L’épanouissement de Jamie Osborne, Robert Balookun, Stuart McCloskey et Tommy O’Brien témoigne également de l’utilisation par Farrell de ses ressources.

L’avenir, même à court terme, n’est pas parfait. Les difficultés de Tadhg Furlong pendant la majeure partie du championnat sont inquiétantes compte tenu de son importance historique pour l’équipe et de la faible chance de son remplaçant le plus évident, Tom Clarkson, de jouer devant lui pour Leinster.

L’offensive en général devrait être une préoccupation, alors que les améliorations de ligne observées dans la ligue se faisaient attendre depuis longtemps.

Noyau de vétérans. Jamieson Gibson-Park est l'un des joueurs les plus âgés que Farrell entraînera

Noyau de vétérans.

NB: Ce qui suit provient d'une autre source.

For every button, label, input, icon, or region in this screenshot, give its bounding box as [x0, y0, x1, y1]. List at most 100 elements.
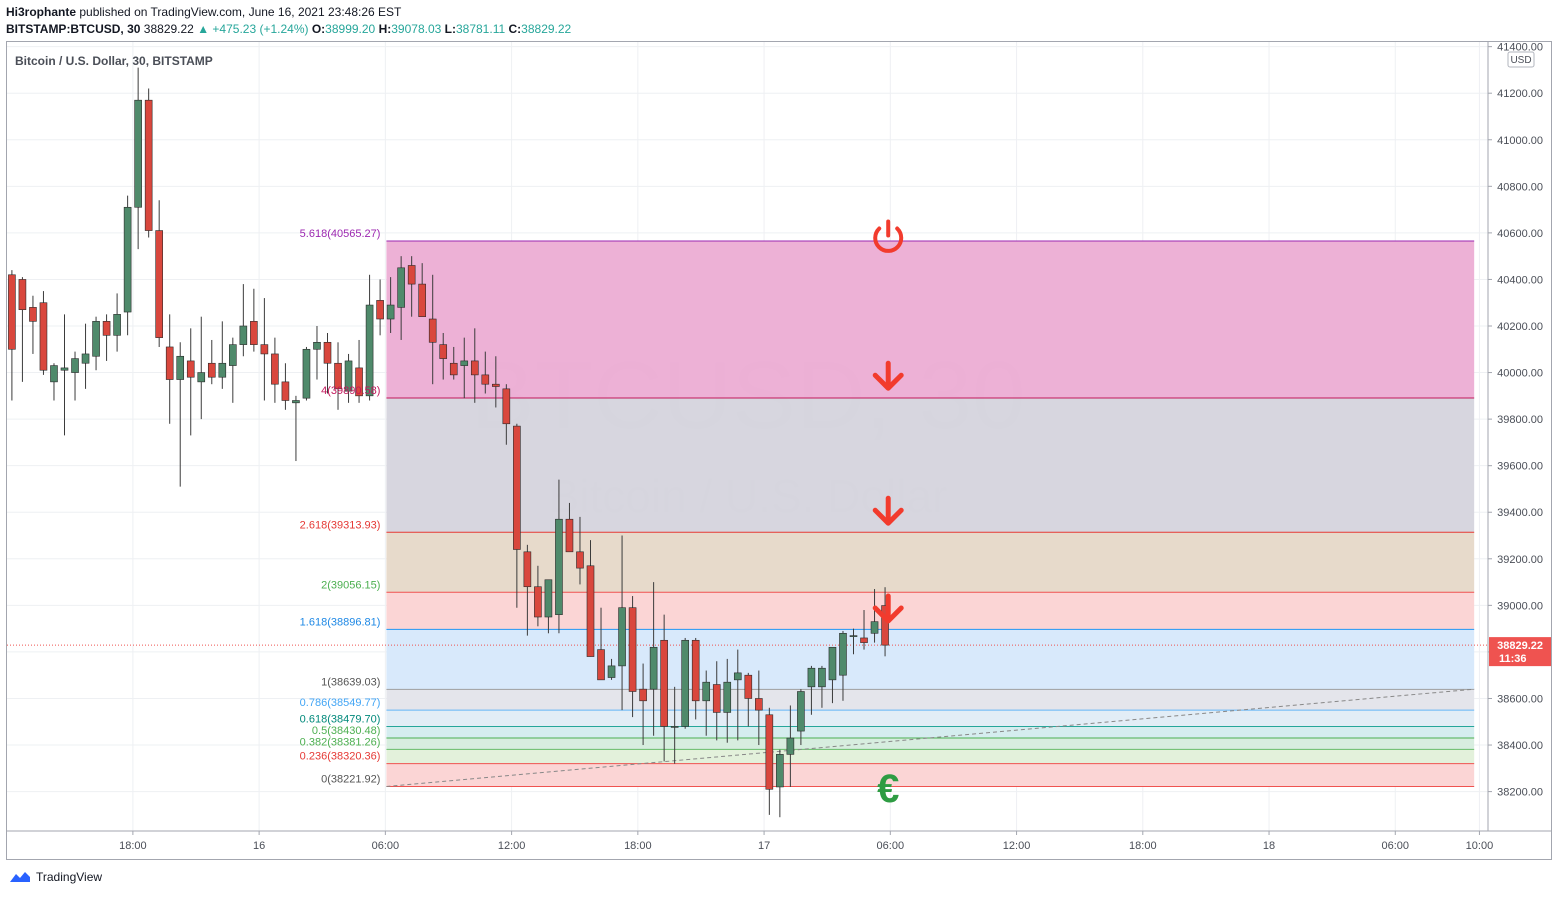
- price-tick-label: 40400.00: [1497, 274, 1543, 286]
- candle-body: [8, 274, 16, 350]
- brand-name[interactable]: TradingView: [36, 870, 103, 884]
- candle: [449, 346, 458, 380]
- candle-body: [828, 646, 837, 681]
- candle: [229, 337, 237, 403]
- candle: [502, 384, 511, 445]
- candle-body: [839, 632, 847, 676]
- candle: [218, 321, 227, 389]
- candle: [397, 256, 405, 340]
- countdown-label: 11:36: [1499, 653, 1527, 665]
- candle-body: [397, 267, 405, 308]
- candle: [586, 540, 595, 657]
- candle-body: [134, 99, 142, 208]
- candle: [102, 314, 111, 361]
- candle: [197, 316, 206, 420]
- candle: [439, 332, 448, 380]
- candle-body: [113, 314, 121, 336]
- candle: [565, 502, 574, 553]
- candle-body: [870, 621, 879, 634]
- price-axis: 38200.0038400.0038600.0038800.0039000.00…: [1488, 42, 1543, 799]
- time-axis: 18:00 16 06:00 12:00 18:00 17 06:00 12:00 18:00 1…: [119, 831, 1493, 852]
- candle-body: [50, 365, 58, 383]
- fib-label: 0.786(38549.77): [300, 697, 381, 709]
- candle-body: [302, 348, 311, 399]
- candle: [176, 342, 185, 487]
- candle: [71, 351, 79, 401]
- candle: [828, 646, 837, 704]
- tradingview-logo-icon: [10, 872, 30, 882]
- candle: [376, 279, 384, 336]
- fib-label: 5.618(40565.27): [300, 228, 381, 240]
- fib-zone: [386, 763, 1475, 787]
- candle-body: [144, 99, 153, 231]
- candle-body: [92, 321, 100, 357]
- candle: [755, 670, 763, 746]
- candle: [733, 649, 742, 741]
- fib-zone: [386, 629, 1475, 690]
- candle: [639, 663, 647, 746]
- candle: [250, 288, 258, 352]
- candle-body: [565, 518, 574, 553]
- price-tick-label: 38600.00: [1497, 693, 1543, 705]
- candle: [807, 665, 816, 715]
- candle-body: [849, 635, 858, 637]
- candle-body: [733, 672, 742, 681]
- candle-body: [723, 681, 732, 713]
- candle-body: [355, 367, 363, 397]
- published-text: published on TradingView.com, June 16, 2…: [79, 5, 402, 19]
- plot-area: BTCUSD, 30Bitcoin / U.S. Dollar0(38221.9…: [7, 42, 1488, 831]
- candle-body: [618, 607, 626, 667]
- candle-body: [439, 344, 448, 359]
- candle: [386, 277, 395, 333]
- candle-body: [639, 688, 647, 702]
- candle: [818, 665, 826, 708]
- candle: [60, 314, 69, 436]
- candle-body: [544, 579, 553, 618]
- candle-body: [218, 362, 227, 378]
- time-tick-label: 06:00: [372, 840, 400, 852]
- candle: [323, 332, 332, 394]
- fib-label: 2(39056.15): [321, 579, 380, 591]
- time-tick-label: 10:00: [1466, 840, 1494, 852]
- currency-label: USD: [1510, 55, 1531, 66]
- candle: [428, 274, 437, 385]
- candle-body: [155, 230, 163, 338]
- candle-body: [197, 372, 206, 383]
- candle-body: [176, 355, 185, 380]
- candle: [870, 589, 879, 643]
- candle-body: [81, 353, 90, 364]
- candle-body: [229, 344, 237, 366]
- candle: [8, 270, 16, 401]
- candle: [344, 353, 353, 403]
- candle: [765, 707, 774, 815]
- candle: [281, 363, 290, 410]
- candle: [681, 637, 689, 729]
- candle-body: [334, 362, 342, 390]
- candle: [691, 637, 700, 720]
- candle-body: [418, 283, 426, 317]
- time-tick-label: 06:00: [877, 840, 905, 852]
- candle-body: [670, 726, 679, 728]
- candle-body: [881, 605, 889, 646]
- close-value: 38829.22: [521, 22, 572, 36]
- candle-body: [292, 400, 300, 404]
- last-price: 38829.22: [143, 22, 194, 36]
- price-tick-label: 40800.00: [1497, 181, 1543, 193]
- candle: [92, 316, 100, 371]
- candle: [607, 658, 616, 680]
- candle: [50, 363, 58, 401]
- price-tick-label: 40000.00: [1497, 368, 1543, 380]
- candle: [670, 686, 679, 764]
- author-name[interactable]: Hi3rophante: [6, 5, 77, 19]
- footer: TradingView: [8, 870, 102, 884]
- candle: [239, 284, 248, 357]
- candle: [660, 614, 668, 762]
- time-tick-label: 18:00: [624, 840, 652, 852]
- candle: [712, 661, 721, 741]
- candle-body: [786, 737, 795, 755]
- candle: [597, 607, 605, 681]
- time-tick-label: 16: [253, 840, 265, 852]
- candle: [460, 337, 469, 399]
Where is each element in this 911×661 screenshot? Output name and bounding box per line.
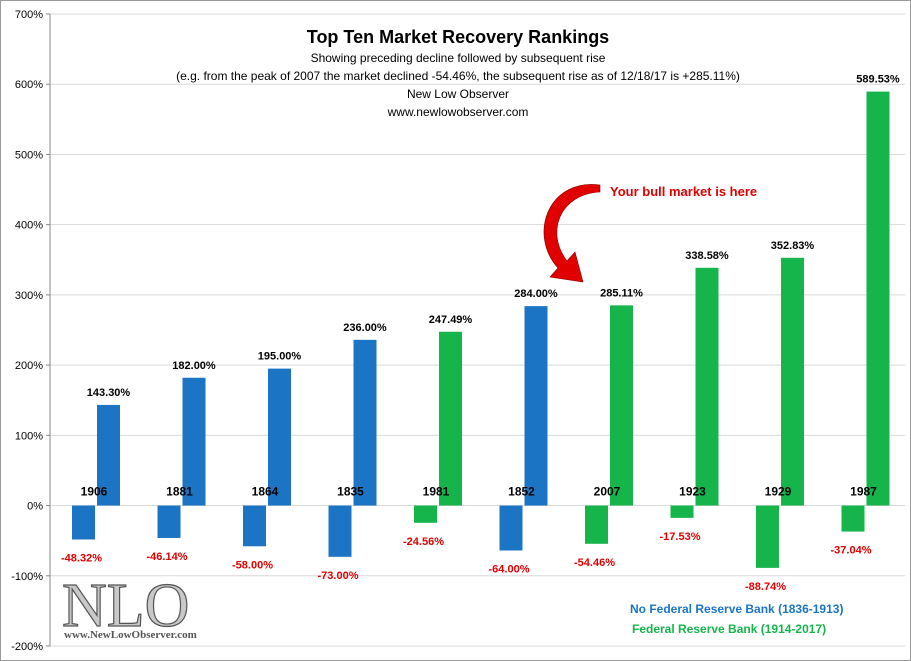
rise-label-2007: 285.11% — [600, 287, 643, 299]
category-label-1981: 1981 — [423, 485, 450, 499]
ytick-label: 600% — [15, 79, 43, 91]
rise-label-1906: 143.30% — [87, 387, 131, 399]
bar-rise-1923 — [695, 267, 719, 506]
category-label-1852: 1852 — [508, 485, 535, 499]
source-name: New Low Observer — [407, 87, 509, 101]
decline-label-1881: -46.14% — [147, 551, 188, 563]
bar-rise-1852 — [524, 306, 548, 506]
bars — [72, 91, 890, 568]
bar-decline-1906 — [72, 505, 95, 540]
ytick-label: -100% — [11, 571, 43, 583]
legend-fed: Federal Reserve Bank (1914-2017) — [632, 622, 826, 636]
chart-title: Top Ten Market Recovery Rankings — [307, 27, 609, 47]
logo-text: NLO — [62, 572, 189, 640]
legend-no-fed: No Federal Reserve Bank (1836-1913) — [630, 602, 843, 616]
rise-label-1929: 352.83% — [771, 240, 815, 252]
category-label-2007: 2007 — [594, 485, 621, 499]
rise-label-1864: 195.00% — [258, 351, 302, 363]
decline-label-1981: -24.56% — [403, 536, 444, 548]
bar-rise-1864 — [268, 368, 291, 506]
bar-decline-1987 — [841, 505, 865, 532]
decline-label-1906: -48.32% — [61, 552, 102, 564]
bar-decline-1923 — [670, 505, 694, 518]
category-label-1881: 1881 — [166, 485, 193, 499]
rise-label-1881: 182.00% — [172, 360, 216, 372]
logo-url: www.NewLowObserver.com — [64, 629, 197, 641]
rise-label-1923: 338.58% — [685, 250, 729, 262]
ytick-label: 100% — [15, 430, 43, 442]
bar-rise-1881 — [182, 377, 206, 506]
decline-label-1923: -17.53% — [660, 531, 701, 543]
bar-rise-1981 — [439, 331, 462, 506]
category-label-1906: 1906 — [81, 485, 108, 499]
bar-rise-1835 — [353, 339, 377, 506]
rise-label-1835: 236.00% — [343, 322, 387, 334]
bar-rise-2007 — [610, 305, 633, 506]
bar-decline-1864 — [243, 505, 266, 547]
decline-label-1929: -88.74% — [745, 581, 786, 593]
bar-decline-1981 — [414, 505, 437, 523]
ytick-label: 700% — [15, 9, 43, 21]
bar-decline-2007 — [585, 505, 608, 544]
decline-label-1852: -64.00% — [489, 563, 530, 575]
decline-label-1987: -37.04% — [831, 545, 872, 557]
decline-label-1835: -73.00% — [318, 570, 359, 582]
decline-label-2007: -54.46% — [574, 557, 615, 569]
nlo-logo: NLO www.NewLowObserver.com — [61, 571, 197, 641]
category-label-1864: 1864 — [252, 485, 279, 499]
rise-label-1987: 589.53% — [856, 74, 900, 86]
ytick-label: 300% — [15, 290, 43, 302]
category-label-1835: 1835 — [337, 485, 364, 499]
rise-label-1981: 247.49% — [429, 314, 473, 326]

Jamieson Gibson-Park est l’un des joueurs les plus âgés que Farrell entraînera

La vulnérabilité au revers n’est tout simplement pas une option dans un grand match de tournoi, qu’il s’agisse d’un match de billard contre les Écossais ou de la rencontre inévitable avec l’un des poids lourds à un moment donné.

Mais l’Irlande a obtenu suffisamment de succès en Championnat pour justifier sa confiance en Farrell.

Il existe des risques associés au fait qu’un entraîneur-chef reste trop longtemps, mais ceux-ci sont mieux gérés par les résultats. Il a encore tenu ses promesses et mérite d’être récompensé pour cela.

Les performances passées ne garantissent pas le succès futur, mais dans son cas, le pari, tel qu’il est, est pleinement justifié.